A Logical Semantics for PDDL+

TL;DR

This paper introduces a logical semantics for PDDL+ by mapping it to situation calculus, enabling better analysis and planning in hybrid domains with autonomous processes.

Contribution

It provides a novel mapping from PDDL+ to situation calculus, giving PDDL+ a formal logical foundation and enhancing planning capabilities.

Findings

Established a direct mapping between PDDL+ and situation calculus.

Enabled formal analysis of PDDL+ domains using logical methods.

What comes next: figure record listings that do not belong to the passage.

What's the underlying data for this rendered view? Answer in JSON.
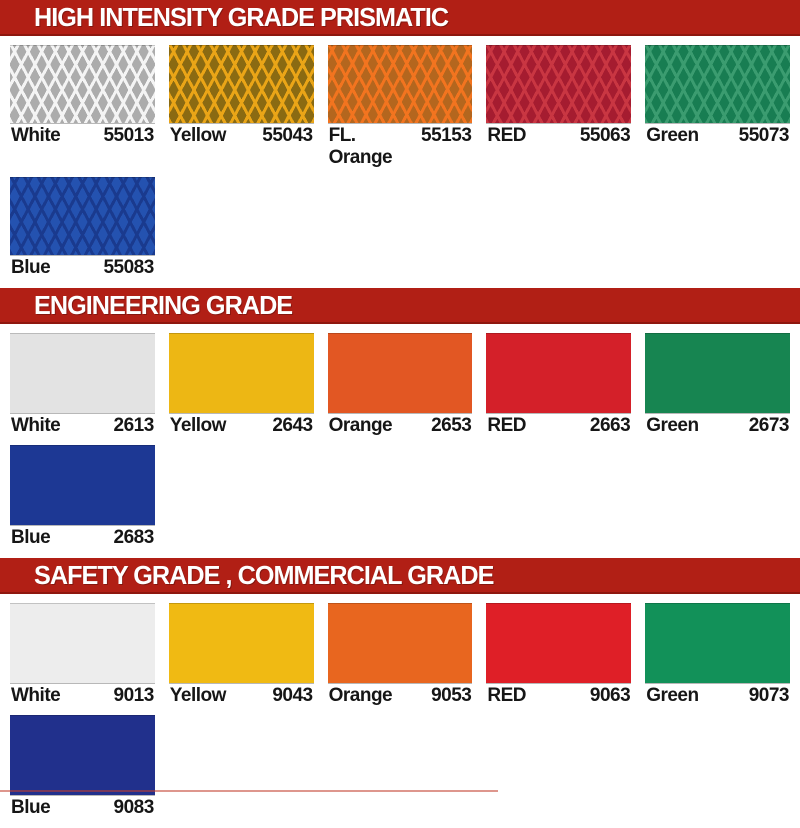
{
  "theme": {
    "header": {
      "fill": "#B11F15"
    },
    "header_text_color": "#FFFFFF",
    "label_text_color": "#161616",
    "bottom_rule_color": "#C2402F"
  },
  "sections": [
    {
      "title": "HIGH INTENSITY GRADE PRISMATIC",
      "pattern": "prismatic-diamond-lattice",
      "swatches": [
        {
          "name": "White",
          "code": "55013",
          "fill": "#ACACAC",
          "lattice": "#F4F4F4"
        },
        {
          "name": "Yellow",
          "code": "55043",
          "fill": "#8A6A12",
          "lattice": "#EAA517"
        },
        {
          "name": "FL. Orange",
          "code": "55153",
          "fill": "#B4661E",
          "lattice": "#F2741F"
        },
        {
          "name": "RED",
          "code": "55063",
          "fill": "#A51C30",
          "lattice": "#C93642"
        },
        {
          "name": "Green",
          "code": "55073",
          "fill": "#187D52",
          "lattice": "#3B9C70"
        },
        {
          "name": "Blue",
          "code": "55083",
          "fill": "#2452B0",
          "lattice": "#1A3A8E"
        }
      ]
    },
    {
      "title": "ENGINEERING GRADE",
      "pattern": "flat",
      "swatches": [
        {
          "name": "White",
          "code": "2613",
          "fill": "#E3E3E3"
        },
        {
          "name": "Yellow",
          "code": "2643",
          "fill": "#EDB714"
        },
        {
          "name": "Orange",
          "code": "2653",
          "fill": "#E25723"
        },
        {
          "name": "RED",
          "code": "2663",
          "fill": "#D42029"
        },
        {
          "name": "Green",
          "code": "2673",
          "fill": "#178551"
        },
        {
          "name": "Blue",
          "code": "2683",
          "fill": "#1D3894"
        }
      ]
    },
    {
      "title": "SAFETY GRADE , COMMERCIAL GRADE",
      "pattern": "flat",
      "swatches": [
        {
          "name": "White",
          "code": "9013",
          "fill": "#EDEDED"
        },
        {
          "name": "Yellow",
          "code": "9043",
          "fill": "#F0BA13"
        },
        {
          "name": "Orange",
          "code": "9053",
          "fill": "#E8661F"
        },
        {
          "name": "RED",
          "code": "9063",
          "fill": "#DF1F27"
        },
        {
          "name": "Green",
          "code": "9073",
          "fill": "#129159"
        },
        {
          "name": "Blue",
          "code": "9083",
          "fill": "#21308C"
        }
      ]
    }
  ]
}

Suggested new approaches for effective planning in hybrid domains.

Abstract

PDDL+ is an extension of PDDL2.1 which incorporates fully-featured autonomous processes and allows for better modelling of mixed discrete-continuous domains. Unlike PDDL2.1, PDDL+ lacks a logical semantics, relying instead on state-transitional semantics enriched with hybrid automata semantics for the continuous states. This complex semantics makes analysis and comparisons to other action formalisms difficult. In this paper, we propose a natural extension of Reiter's situation calculus theories inspired by hybrid automata. The kinship between PDDL+ and hybrid automata allows us to develop a direct mapping between PDDL+ and situation calculus, thereby supplying PDDL+ with a logical semantics and the situation calculus with a modern way of representing autonomous processes. We outline the potential benefits of the mapping by suggesting a new approach to effective planning in PDDL+.